I've been railing about online comments for a while now — the ones I receive as well as those I can't seem to tear my eyes away from after reading some particularly hate-baiting piece of writing on the Internet (reliable topics: the Obamas, Lena Dunham and anything in which "childfree" and "sanctimommy" appear within two paragraphs of each other).
And while I will admit that comments can range from genuinely illuminating to definitely subhuman (with most occupying an in-between territory), I've long figured that they inflict damage well beyond the wearying effects of reading about "libtards" and "rethugs."
As the researchers found, rude comments don't just affect mood or frame of mind. They affect how the mind frames ideas and processes information. As I've observed it, they have a dramatic effect on how writers write and, perhaps more important, on how readers read — especially those who don't remember a time before electronic media.

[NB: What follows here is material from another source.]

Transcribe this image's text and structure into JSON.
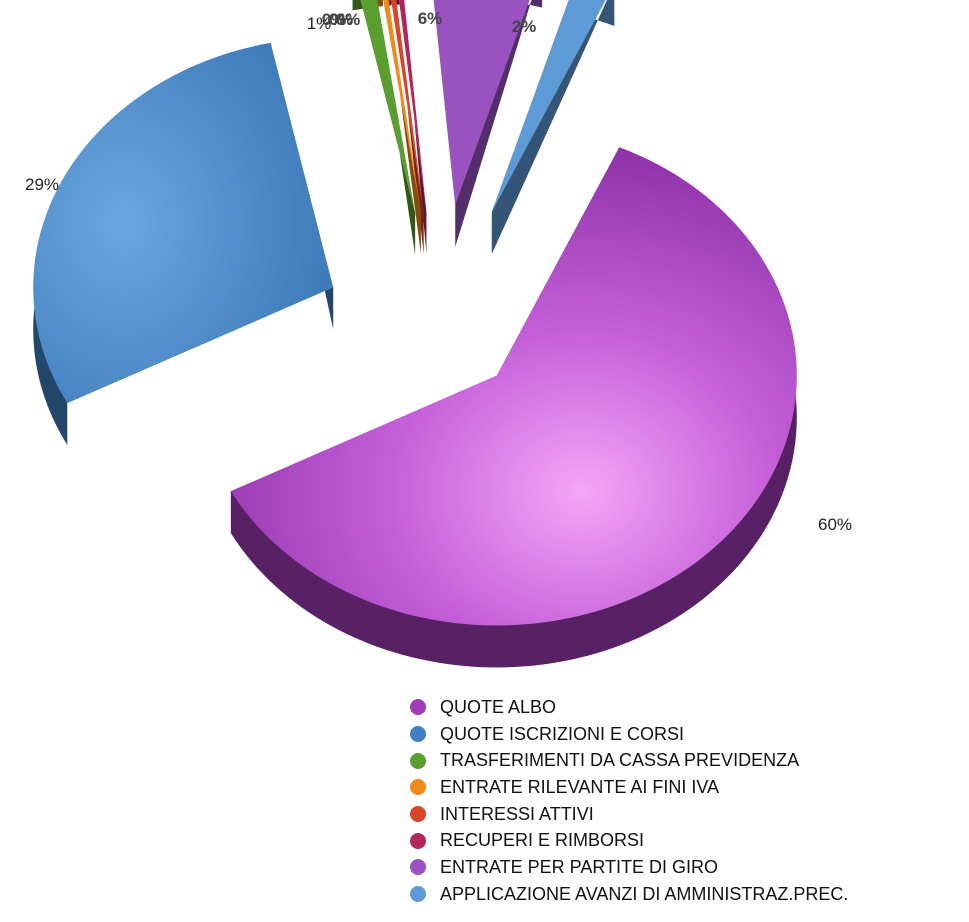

When I talk to students or young writers about the importance of being unafraid to take controversial positions, I'm struck by the degree to which they can't entertain a thought, much less commit one to paper, without imagining the cacophony of snark they'll get in response. Worse, they say it's rare that they read something online without scanning the comments to gauge the public response before forming a personal opinion. Sometimes they only read the comments. Having come of age in a "nasty effect" world, the idea of reading or listening or viewing and just taking it all in, without input from a crowd-sourced peanut gallery, is barely imaginable.
Though it's gratifying to see my long-standing suspicions about the end of independent thought backed up by scientific data, meaningful solutions are hard to come by. As someone who wasted the better part of 15 minutes this morning following a trail of foaming-mouth remarks about Florida in general and sinkholes specifically, I'm certainly not in a position to offer any.
But with enough imagination, online comments may at least have the potential to be reappropriated into a kind of "found art." Jesus Sanchez, publisher of the neighborhood blog TheEastsiderLA.com, whose posts about gentrification attract comments along the lines of (yes, this one's real) "A message from us hipsters…. Buh BYE! Hope la puerta doesnt hit you in the tush!," was planning an event this past weekend in which actors were to read from the blog's more colorful comments.
"I have to say," Mr. Sanchez told me, "some of the rudest comments are often the best written. Sometimes I think, 'Wow, I wish I could write like that.'"
A magnanimous attitude, to say the least. Because if you think most journalists feel that way, I have some nanosilver to sell you.